秦墨很想说不酸,但到底是没开口,将人放了下来。

“我送你的伽南,为何不用”秦墨觉得她身上一点伽南香的影子都闻不着,若是再混着一点伽南的暖融清甜,不知道是不是要更好闻一些。秦墨觉得自己还挺想知道的。

宋芜站定,听见他的问话,想也没想便自然地回道:“那东西太金贵了,觉得燃它就跟在烧银票似的。”

秦墨有些无语,心说将军府都如此节俭的么自己在她眼里是不是要被归到“奢靡无度”那一类人里去于是开口劝道:“阿芜若是不用,不是更浪费了此物的价值”

宋芜抬眼想了想,觉得听上去似乎有那么点道理,又听他恢复了往日里对自己的称呼,一时间心下轻松了不少。

秦墨垂眸瞧了瞧,见她发髻之间插着一枝木芙蓉,心下觉得疑惑,问道:“阿芜那发间,怎么有枝花”
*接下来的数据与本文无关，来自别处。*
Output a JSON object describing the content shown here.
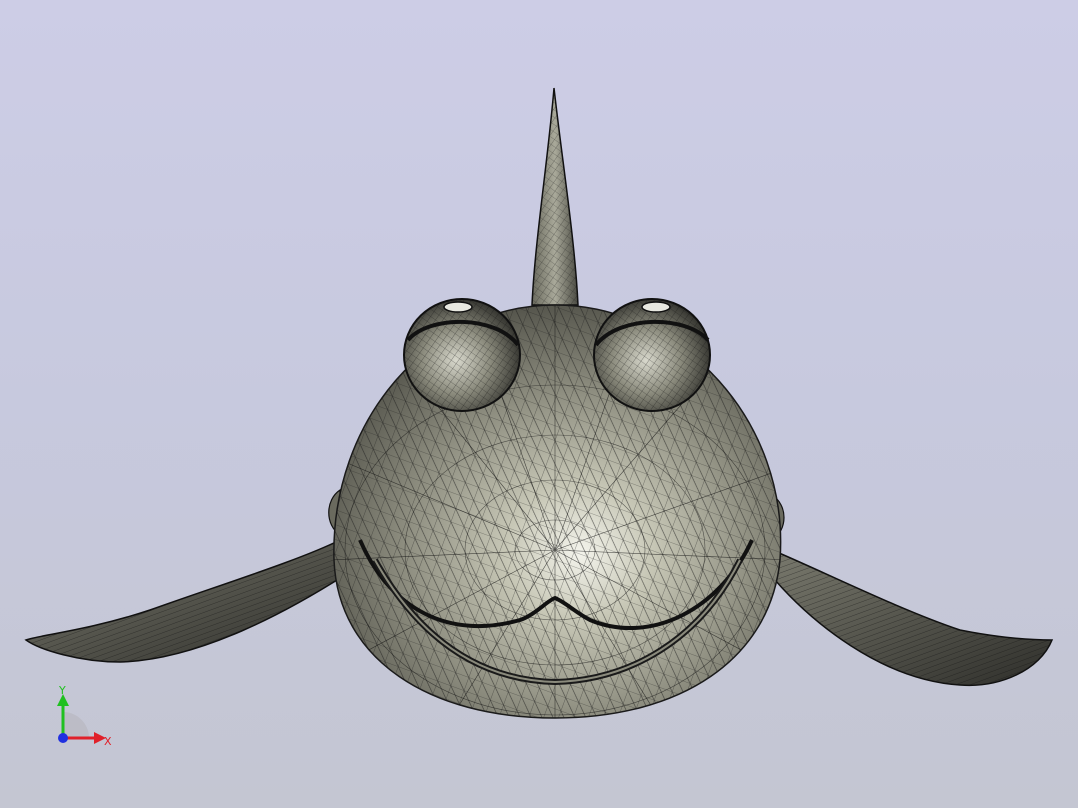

“啊,”宋芜这才想起来,赶紧把它给抽了出来,咧着嘴伸着胳膊说道,“呐,送你的。”

宋芜这么说完,立马想到了有那么个“呐,花归你,你归我”的表情包,瞬间觉得自己好像又在占人家便宜。又庆幸,幸好秦墨不知道。

秦墨想到刚刚那幅小画上头的情节,弯着嘴角把木芙蓉接了过来,道了声“谢谢”。

宋芜见他盯着那枝小花不说话,想说他是不是还没完全消气。又想到自己送人家的那幅画,便磕巴着问道:“小秦啊,那个,是还要、要敲腿么”

第72章芙蓉

秦墨被她这句话拉回了神思,忍不住脑补了一下画面,眨巴了两下眼睛瞧着她,愣是没能说出话来。

宋芜见他发愣,指指一侧的石凳开口说道:“要是还得敲敲腿才能消气,那也不是不行啊。要不,小秦你坐着去”

“不、不用了。”秦墨觉得若是真让宋芜像那小画上似的这么干,还真是有点不伦不类。她铁定是不会像一般女子那般小意温柔地给你轻捶慢揉,指不定到时候画风得变成什么样,说不定“嗷嗷”叫疼的还是自己,算了算了。

“那你,不生气了”宋芜闻言,小心翼翼地微仰着脑袋瞧着他问道。

秦墨也没回答她这个问题,而是反问道:“白日里阿芜那般,是何意”

宋芜微叹了口气,又抓耳挠腮地想着说词。

“只是想着,我老是在外头跟你称兄道弟的,是不是有些不妥。今日又是在那么多人的眼前,就想着还是对你恭敬一些的好。”宋芜觉得自己都快把脑袋挠秃了,才想出来这么一句,也不知道这理由合不合适。

秦墨心下微叹,知道她没说实话,也未多言,只开口说道:“无需如此,你我还是同往日里那般相处便好。”

宋芜赶紧敲木鱼一般地点头“嗯嗯”个不停。

“阿芜还有别的事要同我说么”秦墨虽是不舍再同她赌气。毕竟自己生气,比她这个“惹事”的人还要难受上不少。但也不代表有些事情,就这么不清不楚地让它过去了,还是要问问明白的。

宋芜被他这么一问,顿时有些紧张起来。看着秦墨的表情细细揣摩了一番。

觉得就像是女人对着自己的男人说:你外头的那些事情,我都知道了,你要不要自己解释解释。